The different types of disorders
As previously mentioned, three types of nocturnal disorders exist: dyssomnia, parasomnia, and sleep disorders associated with mental illnesses. We will explain each type of disorder here, as well as the disorders that can emanate from each category. Of course, this list is not exhaustive. We recommend that you consult a specialist to learn more about the disorders, and also to screen for them.
Dyssomnias
Dyssomnia includes insomnia of psychological origin (not being able to fall asleep at night), altitude insomnia, outdoor insomnia, sleep disorders related to alcohol, those related to medication, and narcolepsy (excessive sleepiness during the day that may be accompanied by involuntary sleep episodes). Insomnia can occur when you fall asleep, but also during the night, or a few hours before waking up. Temporary insomnia can last up to 3 weeks, and if it persists, it becomes chronic insomnia. Psychological insomnia is often due to emotional stress. External insomnia can occur during a change of nocturnal environment (noise in the room, light, snoring partner, new bed, or new room) or because of a major event (loss of a loved one, exam, change of job, illness).
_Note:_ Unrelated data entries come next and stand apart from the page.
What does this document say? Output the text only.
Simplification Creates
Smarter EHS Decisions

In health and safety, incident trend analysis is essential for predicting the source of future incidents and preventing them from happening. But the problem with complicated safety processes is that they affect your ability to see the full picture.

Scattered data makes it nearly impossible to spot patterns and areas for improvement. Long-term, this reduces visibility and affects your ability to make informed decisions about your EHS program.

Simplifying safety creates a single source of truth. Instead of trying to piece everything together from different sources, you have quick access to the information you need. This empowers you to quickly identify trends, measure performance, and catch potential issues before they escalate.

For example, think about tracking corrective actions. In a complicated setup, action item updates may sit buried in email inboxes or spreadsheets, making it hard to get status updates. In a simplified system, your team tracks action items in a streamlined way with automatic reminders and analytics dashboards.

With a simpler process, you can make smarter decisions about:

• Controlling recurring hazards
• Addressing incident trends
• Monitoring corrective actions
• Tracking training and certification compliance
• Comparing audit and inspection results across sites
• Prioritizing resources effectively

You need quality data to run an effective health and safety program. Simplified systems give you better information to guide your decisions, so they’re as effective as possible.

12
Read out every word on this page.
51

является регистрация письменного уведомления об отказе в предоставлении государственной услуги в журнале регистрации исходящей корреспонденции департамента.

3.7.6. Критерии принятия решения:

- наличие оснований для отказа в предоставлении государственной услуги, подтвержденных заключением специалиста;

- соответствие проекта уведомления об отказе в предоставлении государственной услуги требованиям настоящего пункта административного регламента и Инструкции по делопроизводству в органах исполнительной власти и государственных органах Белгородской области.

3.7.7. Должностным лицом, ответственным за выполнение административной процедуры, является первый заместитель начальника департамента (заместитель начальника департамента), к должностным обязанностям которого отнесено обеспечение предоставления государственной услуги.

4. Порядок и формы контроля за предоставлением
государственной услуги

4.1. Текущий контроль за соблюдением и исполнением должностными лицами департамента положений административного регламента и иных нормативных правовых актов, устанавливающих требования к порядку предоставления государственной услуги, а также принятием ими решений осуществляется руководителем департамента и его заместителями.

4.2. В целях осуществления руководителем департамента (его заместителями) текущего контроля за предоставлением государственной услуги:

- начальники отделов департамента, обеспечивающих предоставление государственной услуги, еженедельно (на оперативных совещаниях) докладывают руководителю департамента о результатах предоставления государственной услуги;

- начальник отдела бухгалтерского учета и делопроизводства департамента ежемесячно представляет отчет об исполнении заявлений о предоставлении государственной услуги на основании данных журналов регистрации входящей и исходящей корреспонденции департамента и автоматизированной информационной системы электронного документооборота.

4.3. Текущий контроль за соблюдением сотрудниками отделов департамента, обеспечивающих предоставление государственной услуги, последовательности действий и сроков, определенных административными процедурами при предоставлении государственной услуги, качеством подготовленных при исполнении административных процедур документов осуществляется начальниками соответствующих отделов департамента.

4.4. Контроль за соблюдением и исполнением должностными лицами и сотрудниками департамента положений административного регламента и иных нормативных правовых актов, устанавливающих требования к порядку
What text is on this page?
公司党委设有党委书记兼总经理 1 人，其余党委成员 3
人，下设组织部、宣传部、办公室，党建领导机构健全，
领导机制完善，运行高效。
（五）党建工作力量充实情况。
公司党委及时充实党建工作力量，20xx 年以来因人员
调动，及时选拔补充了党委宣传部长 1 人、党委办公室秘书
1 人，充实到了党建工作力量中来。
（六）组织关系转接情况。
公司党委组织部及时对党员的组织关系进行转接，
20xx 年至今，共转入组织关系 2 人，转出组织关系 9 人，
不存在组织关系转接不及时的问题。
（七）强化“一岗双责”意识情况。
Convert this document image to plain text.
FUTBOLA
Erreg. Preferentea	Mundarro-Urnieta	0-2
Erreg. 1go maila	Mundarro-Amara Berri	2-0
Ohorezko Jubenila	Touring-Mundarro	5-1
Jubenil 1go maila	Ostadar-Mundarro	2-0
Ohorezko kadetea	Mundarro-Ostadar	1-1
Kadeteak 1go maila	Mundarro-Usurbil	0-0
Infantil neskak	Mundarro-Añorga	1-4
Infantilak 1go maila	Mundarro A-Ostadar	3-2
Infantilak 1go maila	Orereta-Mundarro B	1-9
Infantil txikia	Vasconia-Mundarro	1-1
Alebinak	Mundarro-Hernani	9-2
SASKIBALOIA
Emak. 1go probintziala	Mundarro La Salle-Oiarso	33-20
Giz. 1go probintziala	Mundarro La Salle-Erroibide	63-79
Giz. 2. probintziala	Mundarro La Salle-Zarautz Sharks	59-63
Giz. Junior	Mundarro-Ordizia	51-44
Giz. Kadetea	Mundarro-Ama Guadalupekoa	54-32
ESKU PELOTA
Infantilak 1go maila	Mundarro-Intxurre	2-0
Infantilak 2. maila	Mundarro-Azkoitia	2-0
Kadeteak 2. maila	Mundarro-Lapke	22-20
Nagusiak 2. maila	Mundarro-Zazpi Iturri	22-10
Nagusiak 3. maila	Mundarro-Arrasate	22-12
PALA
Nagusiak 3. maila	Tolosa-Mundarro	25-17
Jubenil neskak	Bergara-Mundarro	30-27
Insomnia can also be felt during a period of withdrawal or when taking medication(s). Some sleep disorders may also appear following the excessive consumption of coffee or alcohol during the day. Narcolepsy is genetic. It is sometimes accompanied by sudden muscle weakness, visual hallucinations when falling asleep, and sleep paralysis.
Parasomnias
These disorders are related to nocturnal awakenings without significant sleep disturbances or a lack of vigilance during the day. Children can be affected by these disorders, as well as adults. Parasomnias include : sleepwalking (the cause of which remains unknown), bruxism (which generally appears around the age of 40, but can occur before that due to too much stress, or a bad position of the jaw), night terrors (babies are also victims), urinary incontinence during the night (which can be due to emotional disorders, urinary infections, epilepsy, or urinary tract malformations), and sleep disorders associated with REM sleep (nightmares, violent behavior during sleep, sleep apnea, sleep paralysis).
Sleep disorders of neurological or psychiatric origin, or related to any other illness
Some disorders, such as seasonal depression, can lead to hypersomnia. Depression, like bipolar disorder, is also the cause of insomnia, nighttime awakenings, and early awakenings. Sleep deprivation can even occur in some cases of bipolar disorder.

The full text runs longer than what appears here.